The Reason Margaret Thatcher's Son Dominated Headlines in 1982, and What Happened After

British businessman and racer Mark Thatcher, UK, 7th June 1979. (Photo by Evening Standard/Hulton Archive/Getty Images)

The Crown's brand-new fourth season doesn't just introduce controversial prime minister Margaret Thatcher, but it also spends some time diving into her family life. One incident, in which her son Mark was lost in the desert for a few days in 1982, forms the centrepiece of one episode — and, like so many of The Crown's seemingly unbelievable plots, it really did happen!

On 9 Jan., 1982, Mark Thatcher was set to drive in the Paris-Dakar Rally in Algeria, along with his co-driver Anne-Charlotte Verney and their mechanic Jacky Garnier. While driving their white Peugeot 504 through the Sahara Desert, they went missing — and by 12 Jan. their failure to arrive anywhere sparked serious concerns and so they were declared missing, as the BBC reported at the time. French, Algerian, and British forces worked together, scouring the desert by air and by land. It took three days for the search to finally locate Thatcher and his team. They were found in the desert by the Algerian military, a little more than 30 miles off-course from where they should have been during the multiday, multistage race.

In 2004, Mark Thatcher wrote about his experience for The Guardian, in which he admitted that he was woefully unprepared for the race before he and his team set off. "I realised that not many people get the opportunity to try to cross the Sahara desert . . . So for that reason alone I decided that I would do it. I did absolutely no preparation. Nothing. I did half a day's testing and the day after that we were driving out of the Place de la Concorde in Paris." He explains his team's disappearance as a mechanical failure compounded by misinformation delivered to organisers by their fellow racers.

"We must have hit something . . . We stopped. The others stopped too, took a note of where we were and went on. But the silly bastards — instead of telling everyone we were 25 miles east when they finished the section, they told them we were 25 miles west." Thatcher described their days of waiting, staying in the car for safety and rationing out the water and dried food they had while they waited for rescue and hoped that accurate information would eventually result in them being found. "Any information that was getting back to London was almost entirely inaccurate."

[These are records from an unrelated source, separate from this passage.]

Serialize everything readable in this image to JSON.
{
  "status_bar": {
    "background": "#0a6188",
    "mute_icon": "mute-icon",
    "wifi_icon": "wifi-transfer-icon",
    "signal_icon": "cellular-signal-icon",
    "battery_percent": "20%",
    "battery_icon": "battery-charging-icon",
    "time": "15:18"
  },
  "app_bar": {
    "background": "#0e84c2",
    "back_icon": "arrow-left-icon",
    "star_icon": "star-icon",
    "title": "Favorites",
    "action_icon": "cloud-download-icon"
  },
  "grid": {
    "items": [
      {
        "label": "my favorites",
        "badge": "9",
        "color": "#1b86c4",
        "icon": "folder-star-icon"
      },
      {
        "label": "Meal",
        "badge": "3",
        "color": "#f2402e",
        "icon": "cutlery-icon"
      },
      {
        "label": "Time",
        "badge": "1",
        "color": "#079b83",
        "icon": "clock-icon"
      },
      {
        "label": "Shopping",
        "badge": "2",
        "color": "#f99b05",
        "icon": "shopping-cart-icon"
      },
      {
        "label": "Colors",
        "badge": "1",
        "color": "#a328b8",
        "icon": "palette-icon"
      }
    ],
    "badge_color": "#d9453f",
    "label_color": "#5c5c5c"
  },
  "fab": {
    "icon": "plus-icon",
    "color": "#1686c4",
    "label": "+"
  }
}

He ultimately blamed poor organisation for the days-long rescue effort. "It's not to suggest that the rally organisers were not doing their very best to find us, but the event was still young and they were still learning their craft. Of course, nowadays everyone has satellite phones and locator beacons but back then those things weren't available, which was probably why the rally organisers had such a hard time trying to locate us."

Unfortunately for Prime Minister Thatcher, her son's recovery wasn't the end of the story for her. In 2012, the Telegraph reported that Mark's first stop after his rescue was the Tahat Hotel, where he and his father, Denis, racked up a bill of 11,500 dinar — of which about a third was drinks, and which the Thatchers left without paying. The bill was instead given to a diplomat, who raised concerns; eventually, the bill was waived, but not before it had caused another embarrassment on the international stage. Mark Thatcher went on to feature prominently in several more scandals, including accusations of benefiting financially from his mother's political career and, most notably, funding an attempted coup in Equatorial Guinea in 2004.